The Backgammon house

The backgammon house with smart windows

The Backgammon House, designed by sustainability experts Dr Kerry Mashford and Dr Frank Ainscow, together with Jason King of BE Consultants, combines practical design, innovative materials and intelligent building control to significantly reduce energy usage.

Around 65m2 of triple-glazed, argon-filled VELFAC 200 series windows are installed on the building’s south elevation, shaded from the midday sun by a first floor balcony, with smaller glazed areas on other façades. VELFAC windows’ high thermal performance allowed the generous use of glass without fear of unnecessary heat loss, while slim frames both maximise daylight entry and complement the contemporary styling. The House depends on well-managed solar gain, and so layout, orientation and glazing fully exploit this free energy source throughout the day, with the result that only minimal heating is required between November and April.

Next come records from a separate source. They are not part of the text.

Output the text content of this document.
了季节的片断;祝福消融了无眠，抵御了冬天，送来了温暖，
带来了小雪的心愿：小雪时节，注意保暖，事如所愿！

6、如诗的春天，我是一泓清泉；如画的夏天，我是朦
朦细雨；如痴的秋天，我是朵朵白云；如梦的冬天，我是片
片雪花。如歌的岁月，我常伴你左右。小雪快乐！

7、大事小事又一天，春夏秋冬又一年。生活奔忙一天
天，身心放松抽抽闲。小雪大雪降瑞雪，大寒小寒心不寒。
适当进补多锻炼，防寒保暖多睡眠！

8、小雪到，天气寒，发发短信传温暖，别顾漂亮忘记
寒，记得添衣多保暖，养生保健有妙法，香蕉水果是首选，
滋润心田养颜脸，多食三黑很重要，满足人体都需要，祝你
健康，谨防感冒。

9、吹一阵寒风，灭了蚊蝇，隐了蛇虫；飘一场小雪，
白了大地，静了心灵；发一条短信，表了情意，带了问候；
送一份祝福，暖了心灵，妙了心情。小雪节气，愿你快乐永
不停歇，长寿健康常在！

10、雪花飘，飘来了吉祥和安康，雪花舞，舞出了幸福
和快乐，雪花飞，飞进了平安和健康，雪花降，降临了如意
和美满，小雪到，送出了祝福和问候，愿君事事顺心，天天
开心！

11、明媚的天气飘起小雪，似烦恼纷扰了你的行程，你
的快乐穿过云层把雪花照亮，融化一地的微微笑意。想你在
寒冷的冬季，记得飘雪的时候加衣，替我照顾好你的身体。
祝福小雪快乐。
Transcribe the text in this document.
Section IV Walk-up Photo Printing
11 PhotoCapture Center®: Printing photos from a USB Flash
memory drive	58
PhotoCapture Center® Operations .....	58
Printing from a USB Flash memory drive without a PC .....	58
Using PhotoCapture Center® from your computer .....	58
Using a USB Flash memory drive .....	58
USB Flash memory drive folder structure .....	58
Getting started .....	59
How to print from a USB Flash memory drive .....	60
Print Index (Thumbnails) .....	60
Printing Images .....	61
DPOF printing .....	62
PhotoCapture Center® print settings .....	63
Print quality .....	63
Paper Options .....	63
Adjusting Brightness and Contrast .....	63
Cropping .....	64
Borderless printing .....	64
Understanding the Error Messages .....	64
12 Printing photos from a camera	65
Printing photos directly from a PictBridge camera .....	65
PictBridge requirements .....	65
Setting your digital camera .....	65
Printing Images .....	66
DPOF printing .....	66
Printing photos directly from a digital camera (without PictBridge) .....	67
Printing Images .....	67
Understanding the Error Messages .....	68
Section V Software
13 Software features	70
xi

Double-glazed, argon-filled VELFAC windows have also been used in the double-storey winter garden, attached to the west elevation, designed to draw warm air from the house in the summer and replace it with cooler air via trickle vents and open windows in the northern façade. Automated opening vents in the winter garden façade employ actuators concealed within the VELFAC window frame, controlled by a WindowMaster system linked to temperature sensors around the building.

Air permeability targets were set at an impressively low 3m3/m2/hr at 50Pa, with the building was tested as soon as the external skin was secure and VELFAC glazing used as glass side panels and doors within internal draft lobbies built behind every entrance.

 ‘We can’t fault the delivery and installation process and off site and on site training, and by the level of technical support we received from VELFAC,’ comment Kerry and Frank. ‘The glazing was critically important to both the performance of the building and the architectural merit of the project. It was essential that we got it right.’